When Joseph Brandt (Thayendanegea) camped with his dreaded band near the town, it was she who—without her father's knowledge, and in the disguise of an Indian girl—took the message that had been entrusted to a soldier asking the tribe to send delegates to a peace council at the fort. Louisa and Brandt had met in Philadelphia some years before, when both were students in that city, and he was rejoiced to meet her again, for he had made no secret of his liking for her, and in view of the bravery she had shown in thus riding into a hostile camp his fondness increased to admiration. After she had delivered the message she said, "Noble warrior, I have risked my life to obtain this interview. You must send some one back with me." Brandt replied, "It is fitting that I alone should guard so courageous a maiden," and he rode with her through the lines, under the eyes of a wondering and frowning people, straight to the general's door. Soon after, Brandt made a formal demand for the hand of this dashing maid, but the stubborn general refused to consider it. He was determined that she ought to love Major Hamtramck, and he told her so in tones so loud that they reached the ears of Marianne, as she sat reading in her room. Stung by this disclosure of the general's wishes, and doubting whether the major had been true to her—fearful, too, that she might be regarded as an interloper—she made a pretext to return as quickly as possible to her home in Detroit, and left no adieus for her lover.

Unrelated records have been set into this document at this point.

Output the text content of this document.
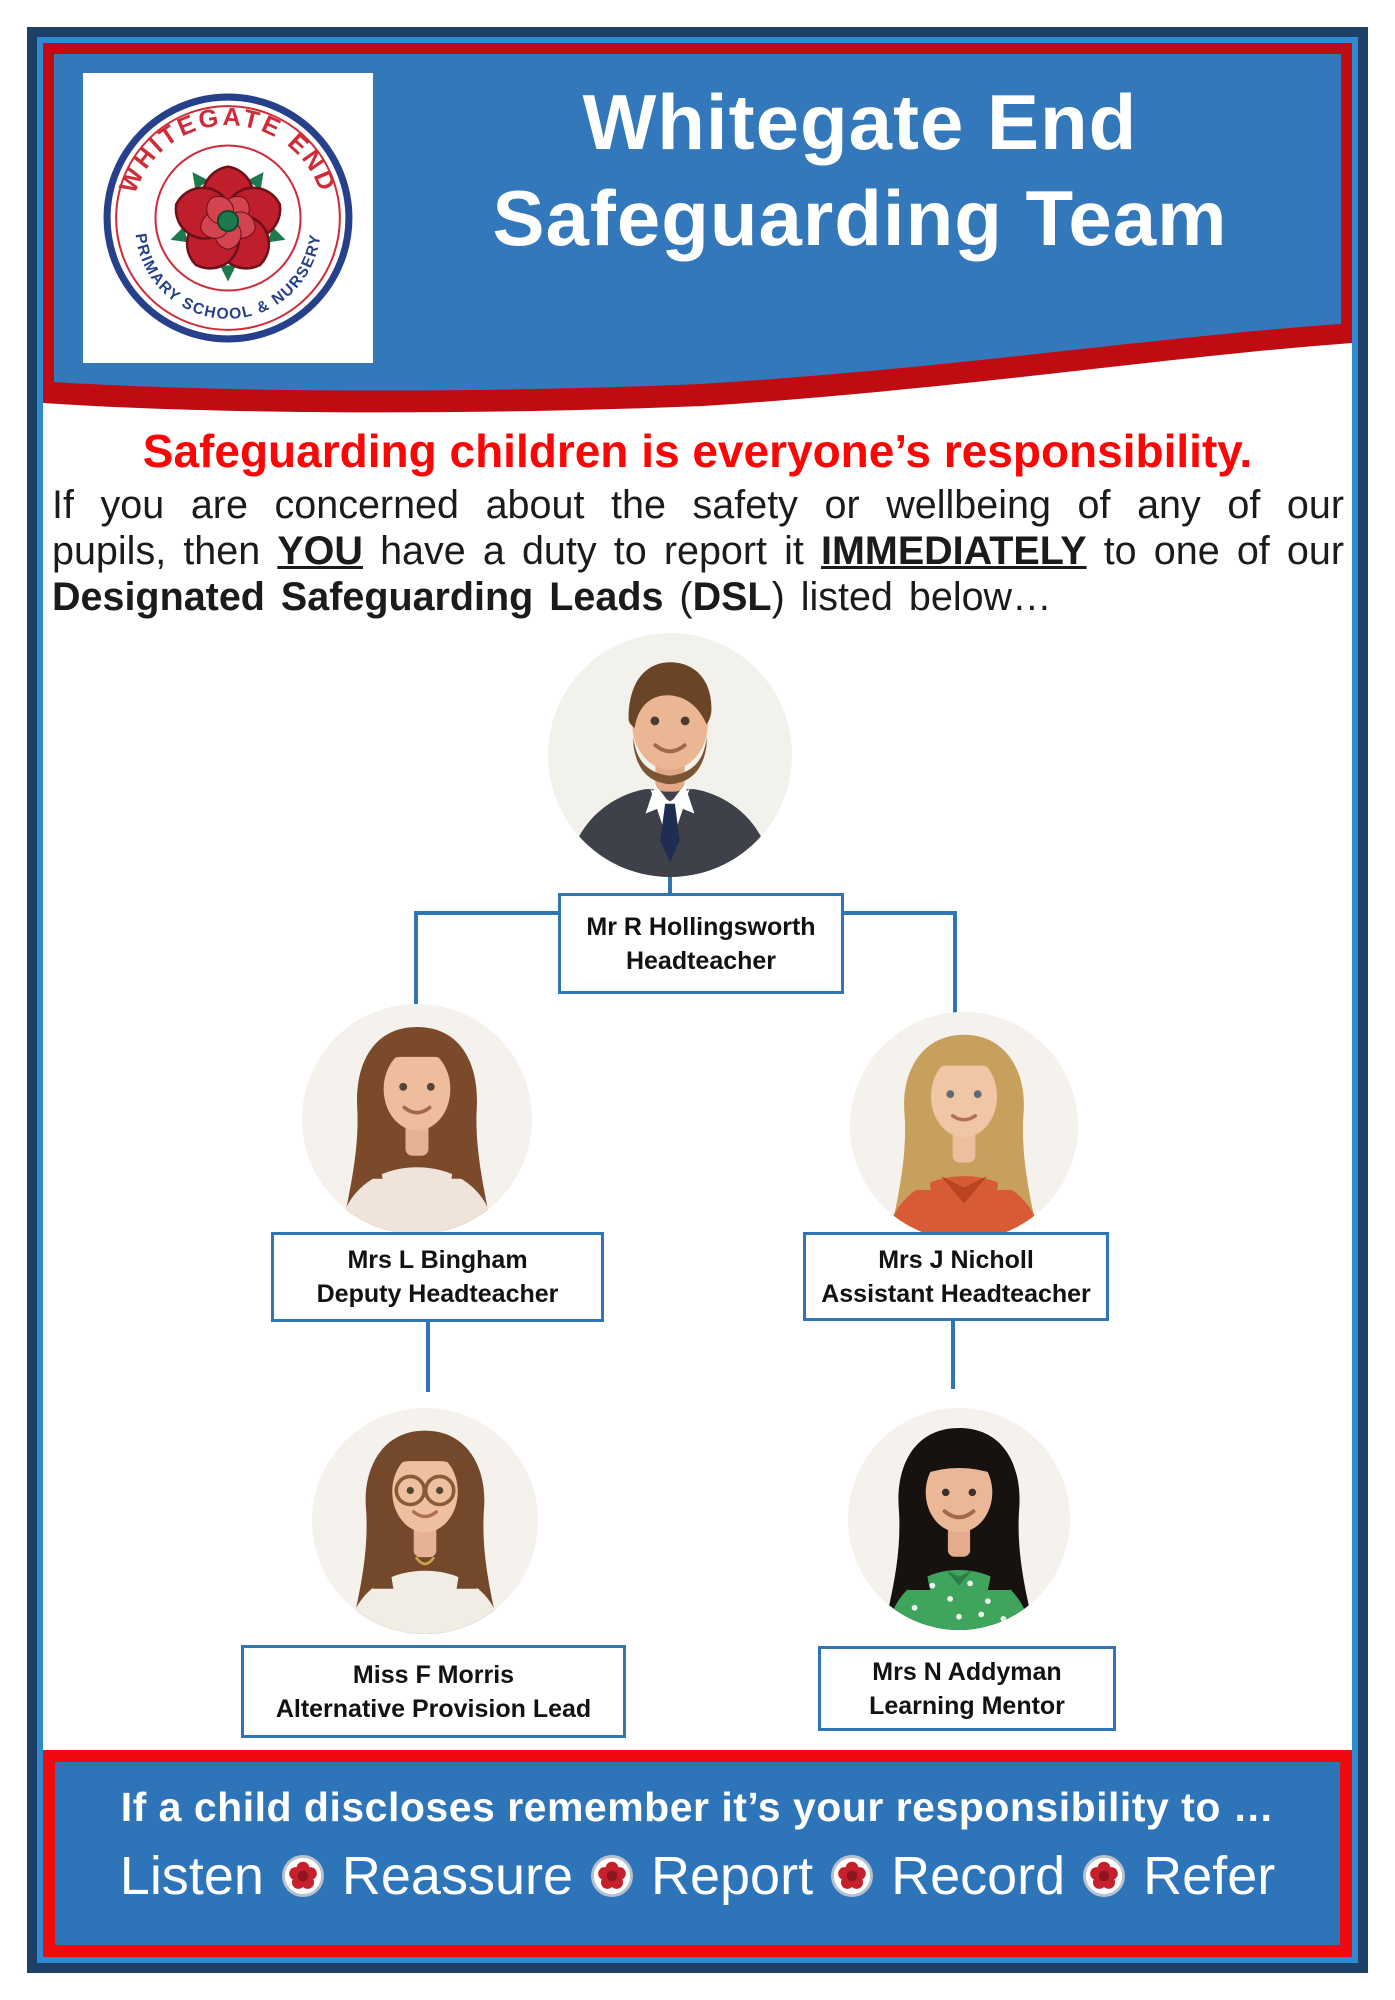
WHITEGATE END
PRIMARY SCHOOL & NURSERY
Whitegate End
Safeguarding Team
Safeguarding children is everyone’s responsibility.
If you are concerned about the safety or wellbeing of any of our pupils, then YOU have a duty to report it IMMEDIATELY to one of our Designated Safeguarding Leads (DSL) listed below…
Mr R Hollingsworth
Headteacher
Mrs L Bingham
Deputy Headteacher
Mrs J Nicholl
Assistant Headteacher
Miss F Morris
Alternative Provision Lead
Mrs N Addyman
Learning Mentor
If a child discloses remember it’s your responsibility to …
Listen Reassure Report Record Refer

It was not long after that war broke out between the settlers and the Indians, for Brandt now had a personal as well as a race grudge to gratify, though when he defeated St. Clair he spared his life in the hope that the general would reward his generosity by resigning to him his daughter. At all events, he resolved that the "frog on horseback," whom he conceived to be his rival, should not win her. The poor major, who cared nothing for Louisa, and who was unable to account for the flight of Marianne, mourned her absence until it was rumored that she had been married, when, as much in spite as in love, he took to himself a mate. After he had been for some time a widower he met Marianne again, and learned that she was still a maiden. He renewed his court with ardor, but the woman's love for him had died when she learned of his marriage. Affecting to make light of this second disappointment, he said, "Since I cannot be united to you in life, I shall be near you in death."

"A soldier cannot choose where he shall die," she answered.

"No matter. I shall sleep in the shadow of your tomb."

As it fell out they were indeed buried near each other in Detroit. Thus, the stupidity and obstinacy of General St. Clair, in supposing that he could make young folks love to order, thwarted the happiness of four people and precipitated a war.